Rebecca Best Rebecca O' Callaghan

Personal information
- Born: 18 January 1964 (age 62) Sheffield, England

Sport
- Handedness: Right Handed
- Retired: Yes

Women's singles
- Highest ranking: No. 6 (July 1988)

Medal record
Women's squash
Representing Ireland
European Team Championships
| Silver medal – second place | 1986 Aix-en-Provence | Team |
| Silver medal – second place | 1987 Vienna | Team |
| Silver medal – second place | 1988 Warmond | Team |
| Silver medal – second place | 1989 Helsinki | Team |
Irish Championships
| Gold medal – first place | 1987–93 | singles |

= Rebecca Best =

English-born Irish squash player (born 1964)
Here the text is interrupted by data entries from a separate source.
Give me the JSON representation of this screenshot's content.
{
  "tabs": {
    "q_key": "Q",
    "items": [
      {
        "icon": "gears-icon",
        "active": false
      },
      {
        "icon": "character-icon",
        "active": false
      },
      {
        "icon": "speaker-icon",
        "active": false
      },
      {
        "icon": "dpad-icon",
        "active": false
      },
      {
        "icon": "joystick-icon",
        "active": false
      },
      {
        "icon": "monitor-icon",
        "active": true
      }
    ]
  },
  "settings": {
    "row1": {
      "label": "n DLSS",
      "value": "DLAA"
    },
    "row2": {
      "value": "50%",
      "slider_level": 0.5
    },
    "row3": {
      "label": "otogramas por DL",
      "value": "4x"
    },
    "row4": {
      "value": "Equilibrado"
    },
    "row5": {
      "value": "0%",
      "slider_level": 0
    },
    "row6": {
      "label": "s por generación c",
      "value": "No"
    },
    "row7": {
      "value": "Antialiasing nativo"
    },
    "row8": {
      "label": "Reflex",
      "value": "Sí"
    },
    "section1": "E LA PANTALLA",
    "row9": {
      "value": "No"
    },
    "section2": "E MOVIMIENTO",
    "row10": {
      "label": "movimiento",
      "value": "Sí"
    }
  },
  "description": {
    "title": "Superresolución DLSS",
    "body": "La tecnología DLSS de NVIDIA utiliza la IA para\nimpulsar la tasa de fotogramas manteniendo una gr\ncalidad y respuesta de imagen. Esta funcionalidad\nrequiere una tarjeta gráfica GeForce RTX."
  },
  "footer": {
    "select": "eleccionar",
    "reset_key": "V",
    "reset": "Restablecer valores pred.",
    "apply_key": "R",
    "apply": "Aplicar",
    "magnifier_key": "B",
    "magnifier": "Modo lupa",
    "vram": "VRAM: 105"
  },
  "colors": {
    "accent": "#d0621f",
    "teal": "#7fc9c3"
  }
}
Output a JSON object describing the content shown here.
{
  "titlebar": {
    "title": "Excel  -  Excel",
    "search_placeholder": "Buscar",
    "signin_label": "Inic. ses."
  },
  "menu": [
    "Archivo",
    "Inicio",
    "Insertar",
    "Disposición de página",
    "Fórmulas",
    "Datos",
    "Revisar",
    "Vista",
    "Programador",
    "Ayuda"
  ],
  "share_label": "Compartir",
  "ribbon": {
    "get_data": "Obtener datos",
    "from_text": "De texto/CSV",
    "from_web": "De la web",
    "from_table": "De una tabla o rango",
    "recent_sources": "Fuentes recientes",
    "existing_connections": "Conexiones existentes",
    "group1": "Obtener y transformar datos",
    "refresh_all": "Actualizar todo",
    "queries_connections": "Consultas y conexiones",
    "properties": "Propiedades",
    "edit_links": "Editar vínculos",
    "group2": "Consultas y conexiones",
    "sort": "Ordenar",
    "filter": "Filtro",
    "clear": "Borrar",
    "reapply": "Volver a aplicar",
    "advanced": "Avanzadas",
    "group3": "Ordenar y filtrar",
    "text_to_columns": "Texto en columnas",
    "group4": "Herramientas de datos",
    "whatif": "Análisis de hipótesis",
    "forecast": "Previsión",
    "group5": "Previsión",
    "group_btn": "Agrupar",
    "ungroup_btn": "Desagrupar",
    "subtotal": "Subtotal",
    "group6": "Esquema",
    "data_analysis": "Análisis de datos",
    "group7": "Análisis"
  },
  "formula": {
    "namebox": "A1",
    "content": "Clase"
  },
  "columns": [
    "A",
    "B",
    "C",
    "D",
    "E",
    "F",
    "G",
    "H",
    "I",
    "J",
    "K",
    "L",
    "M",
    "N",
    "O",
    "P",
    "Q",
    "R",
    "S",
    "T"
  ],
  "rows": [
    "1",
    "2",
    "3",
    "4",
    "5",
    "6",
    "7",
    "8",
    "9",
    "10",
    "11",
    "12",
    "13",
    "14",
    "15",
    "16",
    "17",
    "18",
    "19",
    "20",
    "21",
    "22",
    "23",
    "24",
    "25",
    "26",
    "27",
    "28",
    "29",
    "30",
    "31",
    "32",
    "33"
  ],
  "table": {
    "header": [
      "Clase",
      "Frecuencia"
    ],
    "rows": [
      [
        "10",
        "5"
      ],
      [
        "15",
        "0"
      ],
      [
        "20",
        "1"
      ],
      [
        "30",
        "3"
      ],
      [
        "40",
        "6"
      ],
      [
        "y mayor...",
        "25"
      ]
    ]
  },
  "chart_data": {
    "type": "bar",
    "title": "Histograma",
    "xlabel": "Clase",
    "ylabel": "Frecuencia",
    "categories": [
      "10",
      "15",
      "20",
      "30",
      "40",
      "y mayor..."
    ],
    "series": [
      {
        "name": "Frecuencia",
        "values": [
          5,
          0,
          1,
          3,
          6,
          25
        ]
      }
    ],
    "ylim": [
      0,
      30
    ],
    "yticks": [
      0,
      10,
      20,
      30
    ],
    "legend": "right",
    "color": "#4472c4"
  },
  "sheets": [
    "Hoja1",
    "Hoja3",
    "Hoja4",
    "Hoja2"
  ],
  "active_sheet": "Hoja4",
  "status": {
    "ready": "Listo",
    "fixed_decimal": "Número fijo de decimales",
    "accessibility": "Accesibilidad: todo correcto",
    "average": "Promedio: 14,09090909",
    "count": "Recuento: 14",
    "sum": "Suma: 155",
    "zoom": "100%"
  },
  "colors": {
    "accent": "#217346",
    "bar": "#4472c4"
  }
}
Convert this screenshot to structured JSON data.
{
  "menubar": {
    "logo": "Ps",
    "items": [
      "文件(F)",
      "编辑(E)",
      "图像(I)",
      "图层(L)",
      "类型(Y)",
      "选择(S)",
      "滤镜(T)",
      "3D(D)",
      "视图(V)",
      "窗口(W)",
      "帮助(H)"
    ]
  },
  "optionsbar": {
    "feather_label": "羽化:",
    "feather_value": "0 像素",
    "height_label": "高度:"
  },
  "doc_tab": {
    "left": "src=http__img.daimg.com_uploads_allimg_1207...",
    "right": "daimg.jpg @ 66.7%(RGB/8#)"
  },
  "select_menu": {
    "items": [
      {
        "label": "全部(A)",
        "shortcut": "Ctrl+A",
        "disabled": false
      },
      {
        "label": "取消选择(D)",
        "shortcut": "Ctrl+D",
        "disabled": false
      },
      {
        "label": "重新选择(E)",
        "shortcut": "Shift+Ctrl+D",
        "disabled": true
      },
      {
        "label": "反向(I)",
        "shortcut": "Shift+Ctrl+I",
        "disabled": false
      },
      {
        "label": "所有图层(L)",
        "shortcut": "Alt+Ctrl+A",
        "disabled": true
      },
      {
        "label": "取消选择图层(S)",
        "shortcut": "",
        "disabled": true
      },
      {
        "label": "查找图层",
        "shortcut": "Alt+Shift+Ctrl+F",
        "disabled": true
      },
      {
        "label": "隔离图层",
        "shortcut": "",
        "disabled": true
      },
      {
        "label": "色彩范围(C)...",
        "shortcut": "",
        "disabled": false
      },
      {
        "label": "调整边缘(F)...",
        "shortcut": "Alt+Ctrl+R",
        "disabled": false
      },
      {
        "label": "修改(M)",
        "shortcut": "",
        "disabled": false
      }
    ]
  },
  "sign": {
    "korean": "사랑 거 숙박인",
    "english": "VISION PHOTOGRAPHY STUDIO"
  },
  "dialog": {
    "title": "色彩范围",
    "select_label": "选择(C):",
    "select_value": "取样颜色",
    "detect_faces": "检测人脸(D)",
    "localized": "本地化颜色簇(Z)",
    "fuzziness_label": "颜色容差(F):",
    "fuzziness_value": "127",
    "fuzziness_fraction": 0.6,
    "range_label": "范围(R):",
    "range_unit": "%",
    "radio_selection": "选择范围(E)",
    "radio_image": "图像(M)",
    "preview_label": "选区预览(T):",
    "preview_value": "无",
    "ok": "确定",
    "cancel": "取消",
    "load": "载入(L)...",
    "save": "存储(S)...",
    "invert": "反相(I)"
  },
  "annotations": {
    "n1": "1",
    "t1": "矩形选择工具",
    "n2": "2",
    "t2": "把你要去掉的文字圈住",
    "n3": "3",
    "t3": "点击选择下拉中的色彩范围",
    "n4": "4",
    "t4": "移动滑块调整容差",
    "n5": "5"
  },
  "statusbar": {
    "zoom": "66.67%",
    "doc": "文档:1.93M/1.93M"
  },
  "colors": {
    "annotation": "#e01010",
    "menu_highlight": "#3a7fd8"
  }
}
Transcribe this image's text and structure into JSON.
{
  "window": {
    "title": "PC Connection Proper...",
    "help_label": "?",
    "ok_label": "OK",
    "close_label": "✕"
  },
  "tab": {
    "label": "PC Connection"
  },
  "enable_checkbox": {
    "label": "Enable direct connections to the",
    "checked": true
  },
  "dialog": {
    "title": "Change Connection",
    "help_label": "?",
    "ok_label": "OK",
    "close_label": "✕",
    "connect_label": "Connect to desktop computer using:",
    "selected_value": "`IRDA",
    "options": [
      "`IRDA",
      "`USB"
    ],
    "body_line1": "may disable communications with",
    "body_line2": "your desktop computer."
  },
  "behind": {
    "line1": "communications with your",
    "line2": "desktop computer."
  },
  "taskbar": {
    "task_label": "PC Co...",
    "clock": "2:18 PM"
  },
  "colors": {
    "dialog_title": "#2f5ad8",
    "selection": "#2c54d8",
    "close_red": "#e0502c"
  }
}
Rebecca Best (born 18 January 1964), married name Rebecca O'Callaghan, is an English-born former professional squash player. She reached a career-high world ranking of 6 in July 1988 and was a seven-time champion of Ireland.

== Biography ==
She was born in Sheffield, but represented Ireland. She won four consecutive silver medals with the Ireland women's national squash team at the European Squash Team Championships from 1986 to 1989.

Best won the first of her seven Irish national titles in 1987. After securing her fifth national crown in April 1992 she married and competed under her married name thereafter.

In December 1993, O'Callaghan won her seventh and last national title.